Clients obtained an SBA 7(a) loan for $324,000 to buy a small business and its facility. The business and real estate had an appraisal value of $318,000 at the time of purchase. The business ultimately failed but the participating lender abandoned the business equipment and real estate collateral even though it had valid security liens. As a result, the lender recouped nearly nothing from the pledged collateral, leaving the business owners liable for the deficiency balance. The SBA paid the lender the 7(a) guaranty money and was assigned ownership of the debt, including the right to collect. However, the clients never received the SBA Official 60-Day Notice and were denied the opportunity to negotiate an Offer in Compromise (OIC) or a Workout directly with the SBA before being transferred to Treasury's Bureau of Fiscal Service, which added an additional $80,000 in collection fees. Treasury garnished and offset the clients' wages, federal salary and social security benefits.
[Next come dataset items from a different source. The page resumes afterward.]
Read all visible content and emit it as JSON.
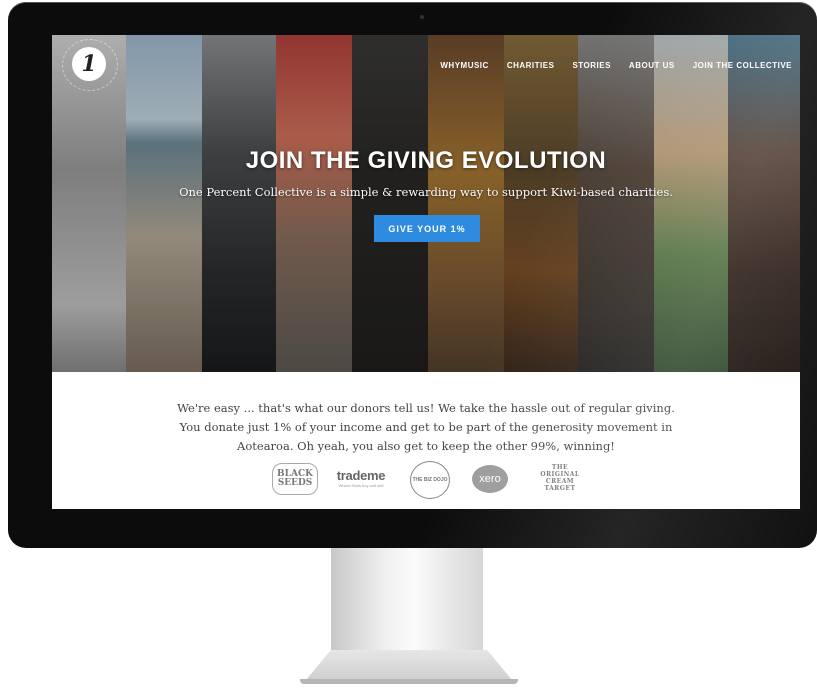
{
  "site": {
    "logo_glyph": "1",
    "nav": [
      "WHYMUSIC",
      "CHARITIES",
      "STORIES",
      "ABOUT US",
      "JOIN THE COLLECTIVE"
    ],
    "hero": {
      "headline": "JOIN THE GIVING EVOLUTION",
      "subline": "One Percent Collective is a simple & rewarding way to support Kiwi-based charities.",
      "cta": "GIVE YOUR 1%"
    },
    "about": {
      "text": "We're easy ... that's what our donors tell us! We take the hassle out of regular giving. You donate just 1% of your income and get to be part of the generosity movement in Aotearoa. Oh yeah, you also get to keep the other 99%, winning!"
    },
    "sponsors": {
      "s1": "BLACK SEEDS",
      "s2": "trademe",
      "s2_sub": "Where Kiwis buy and sell",
      "s3": "THE BIZ DOJO",
      "s4": "xero",
      "s5": "THE ORIGINAL CREAM TARGET"
    }
  },
  "colors": {
    "accent": "#2f8be0",
    "bezel": "#0c0c0c",
    "text": "#444444"
  }
}
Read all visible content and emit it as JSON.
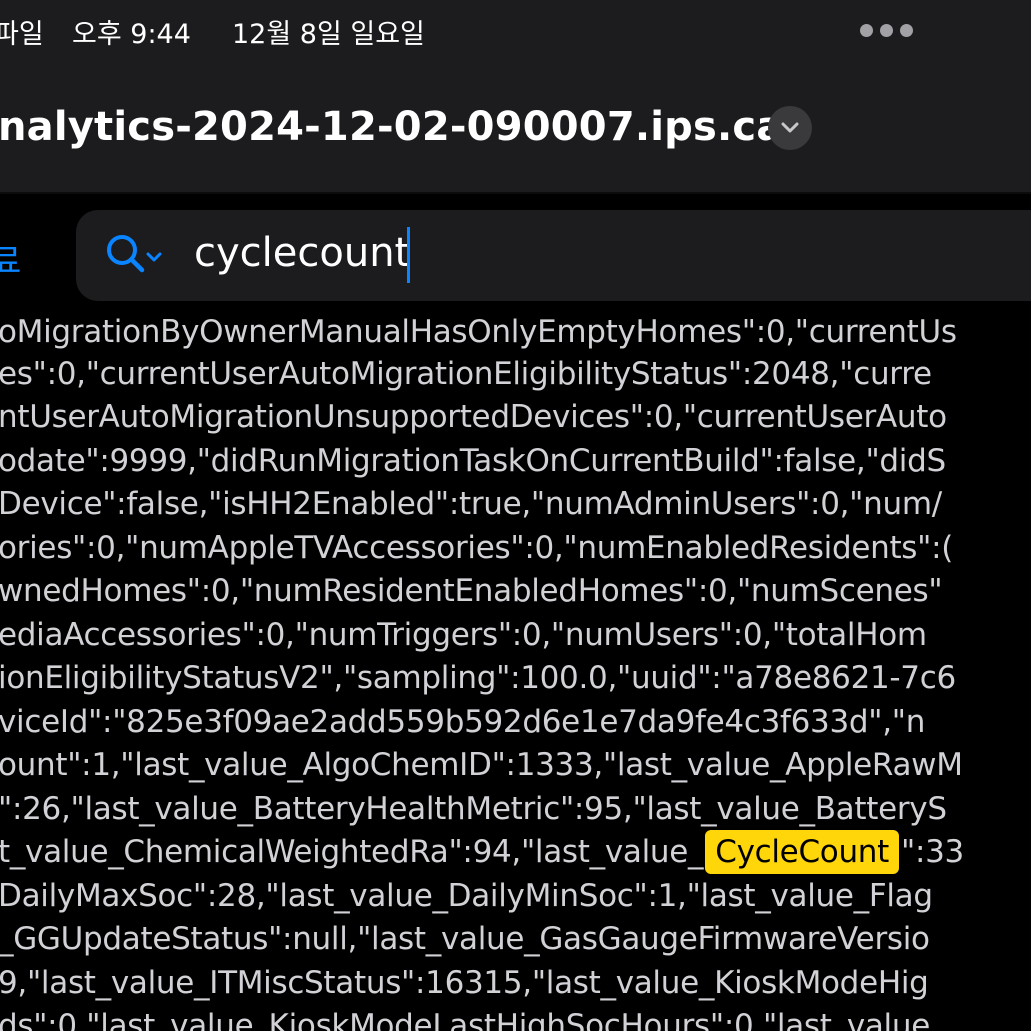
{
  "status_bar": {
    "app_name": "파일",
    "time": "오후 9:44",
    "date": "12월 8일 일요일"
  },
  "document": {
    "title": "nalytics-2024-12-02-090007.ips.ca"
  },
  "find_bar": {
    "done_label": "료",
    "query": "cyclecount"
  },
  "colors": {
    "accent": "#0a84ff",
    "highlight": "#ffd60a"
  },
  "log_lines": [
    {
      "text": "oMigrationByOwnerManualHasOnlyEmptyHomes\":0,\"currentUs"
    },
    {
      "text": "es\":0,\"currentUserAutoMigrationEligibilityStatus\":2048,\"curre"
    },
    {
      "text": "ntUserAutoMigrationUnsupportedDevices\":0,\"currentUserAuto"
    },
    {
      "text": "odate\":9999,\"didRunMigrationTaskOnCurrentBuild\":false,\"didS"
    },
    {
      "text": "Device\":false,\"isHH2Enabled\":true,\"numAdminUsers\":0,\"num/"
    },
    {
      "text": "ories\":0,\"numAppleTVAccessories\":0,\"numEnabledResidents\":("
    },
    {
      "text": "wnedHomes\":0,\"numResidentEnabledHomes\":0,\"numScenes\""
    },
    {
      "text": "ediaAccessories\":0,\"numTriggers\":0,\"numUsers\":0,\"totalHom"
    },
    {
      "text": "ionEligibilityStatusV2\",\"sampling\":100.0,\"uuid\":\"a78e8621-7c6"
    },
    {
      "text": "viceId\":\"825e3f09ae2add559b592d6e1e7da9fe4c3f633d\",\"n"
    },
    {
      "text": "ount\":1,\"last_value_AlgoChemID\":1333,\"last_value_AppleRawM"
    },
    {
      "text": "\":26,\"last_value_BatteryHealthMetric\":95,\"last_value_BatteryS"
    },
    {
      "text": "t_value_ChemicalWeightedRa\":94,\"last_value_",
      "match": "CycleCount",
      "after": "\":33"
    },
    {
      "text": "DailyMaxSoc\":28,\"last_value_DailyMinSoc\":1,\"last_value_Flag"
    },
    {
      "text": "_GGUpdateStatus\":null,\"last_value_GasGaugeFirmwareVersio"
    },
    {
      "text": "9,\"last_value_ITMiscStatus\":16315,\"last_value_KioskModeHig"
    },
    {
      "text": "ds\":0,\"last_value_KioskModeLastHighSocHours\":0,\"last_value"
    }
  ]
}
When the clients tried to negotiate with Treasury by themselves, they were offered an unaffordable repayment plan which would have caused severe financial hardship. Clients subsequently hired the Firm to litigate an Appeals Petition before the SBA Office & Hearings Appeals (OHA) challenging the legal enforceability and amount of the debt. The Firm successfully negotiated a term OIC that was approved by the SBA Office of General Counsel, saving the clients approximately $205,000.

Clients personally guaranteed an SBA 504 loan balance of $337,000. The Third Party Lender had obtained a Judgment against the clients. We represented clients before the SBA and negotiated an SBA OIC that was accepted for $30,000.